A terceira turma do Tribunal Superior do Trabalho (TST) manteve a condenação do ex-prefeito de Tamandaré (PE) Sérgio Hacker e a esposa dele, Sari Corte Real, ao pagamento de R$ 386 mil por danos morais coletivos. O casal era de Mirtes Regina Santana e Marta Santana, mãe e avó, respectivamente, do menino Miguel Otávio, de 5 anos, que morreu ao cair de um prédio em Recife, em junho de 2020.
O valor a ser pago é uma indenização por diversas irregularidades descobertas pelo Ministério Público do Trabalho, que abriu uma investigação após a morte de Miguel, que caiu do parapeito do prédio quando estava sob os cuidados de Sari. O órgão ouviu pessoas que trabalhavam no prédio e constatou diversas irregularidades na situação das três empregadas domésticas da casa.
Além de os patrões exigirem que trabalhassem durante a pandemia de covid-19, mesmo havendo infectados no apartamento, eles pagavam os salários com o dinheiro da prefeitura de Tamandaré, mas não recolhiam o INSS, não pagavam o décimo terceiro, não pagavam as horas extras ou o respeitavam o direito a férias.

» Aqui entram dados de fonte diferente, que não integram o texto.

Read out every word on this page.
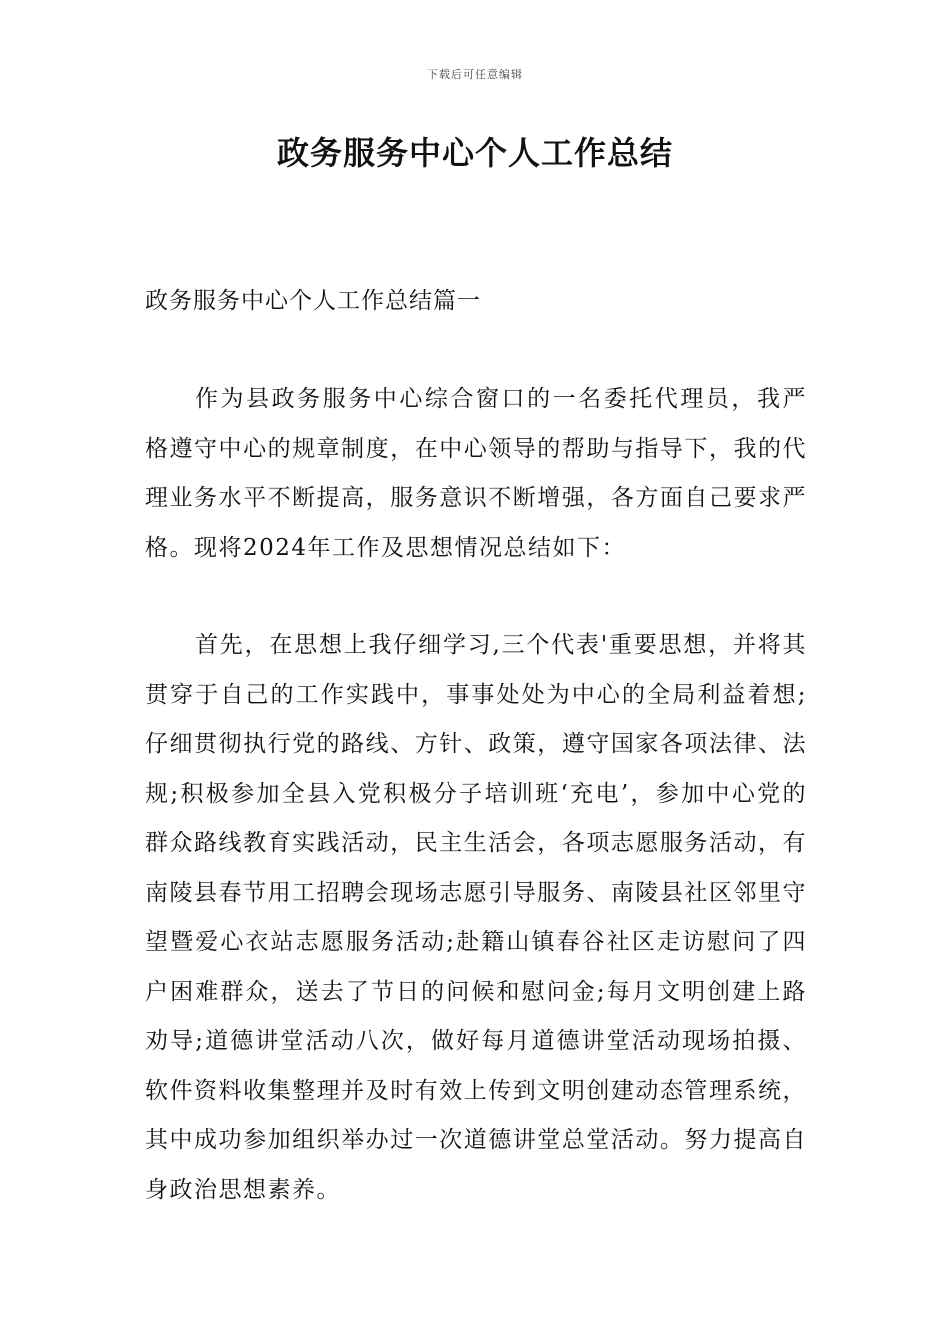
下载后可任意编辑
政务服务中心个人工作总结
政务服务中心个人工作总结篇一

作为县政务服务中心综合窗口的一名委托代理员，我严格遵守中心的规章制度，在中心领导的帮助与指导下，我的代理业务水平不断提高，服务意识不断增强，各方面自己要求严格。现将2024年工作及思想情况总结如下：

首先，在思想上我仔细学习,三个代表'重要思想，并将其贯穿于自己的工作实践中，事事处处为中心的全局利益着想;仔细贯彻执行党的路线、方针、政策，遵守国家各项法律、法规;积极参加全县入党积极分子培训班‘充电’，参加中心党的群众路线教育实践活动，民主生活会，各项志愿服务活动，有南陵县春节用工招聘会现场志愿引导服务、南陵县社区邻里守望暨爱心衣站志愿服务活动;赴籍山镇春谷社区走访慰问了四户困难群众，送去了节日的问候和慰问金;每月文明创建上路劝导;道德讲堂活动八次，做好每月道德讲堂活动现场拍摄、软件资料收集整理并及时有效上传到文明创建动态管理系统，其中成功参加组织举办过一次道德讲堂总堂活动。努力提高自身政治思想素养。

Com base nas investigações, o MPT ajuizou ação civil pública, alegando que os trabalhadores trabalharam durante anos sem direitos trabalhistas básicos e que sua detenção viola totalmente as normas de saúde pública, colocando em risco a saúde deles e de seus entes queridos.
Por esses e vários outros motivos, foi pedido que o casal fosse condenado a cumprir várias obrigações e pagar R$ 2 milhões de indenização. O juízo de primeiro grau arbitrou a indenização em R$ 386 mil, e a sentença foi mantida pelo TRT da 6ª região.
A decisão do TST que manteve a indenização também ressaltou que, quando Miguel caiu do nono andar, o garoto estava sob tutela temporária da patroa. Isso, na avaliação do ministro do tribunal Alberto Bastos Balazeiro, tratou-se de violência inequívoca à integridade psíquico-social das trabalhadoras, cujo efeito danoso (a morte da criança) “vai de encontro aos interesses sociais e aos valores jurídicos mais básicos de todo Estado Democrático de Direito, os direitos à vida, à infância protegida e a um ambiente de trabalho digno e protegido”.
O TST também concluiu que o casal reproduzia um padrão social discriminatório e racista associado às empregadas domésticas, cuja contratação era fraudulenta e paga indevidamente pelos cofres do Estado.
Além disso, a exigência de trabalho durante a quarentena da covid-19 e a negligência quanto às normas de segurança do trabalho, que resultou na morte do menino, foram consideradas gravíssimas violações humanitárias trabalhistas que agrediram drasticamente o patrimônio imaterial de toda a sociedade brasileira.
Racismo estrutural
Alberto Bastos Balazeiro, relator do caso, também ressaltou que a morte do garoto Miguel revela uma dinâmica de trabalho permeada por atos “estruturalmente discriminatórios”, que “gira em torno da cor da pele, do gênero e da situação socioeconômica” das trabalhadoras domésticas.
No mesmo sentido, o ministro Mauricio Godinho Delgado classificou o caso como chocante e desumano. “Lamentavelmente, as elites brasileiras, mesmo após quase 400 anos de escravidão, não retiraram a escravidão dos seus corações e das suas mentes e, por isso, reproduzem o racismo estrutural nas instituições, nas práticas cotidianas e na sociedade civil”.
Relembre o caso
Miguel, que estava sob os cuidados da patroa de Mirtes, Sari Real, foi, sozinho, ao elevador do edifício em que ela morava. As imagens de uma câmera de segurança mostraram que a proprietária do apartamento apertou um botão do elevador, e vai embora deixando a porta se fechar com o menino.
O garoto, então, parou no nono andar do edifício, subiu em um parapeito de alumínio, que não resistiu ao seu peso, e caiu de uma altura de 35 metros. A intenção do garoto era acenar para a mãe, que passeava com o cachorro dos patrões na rua.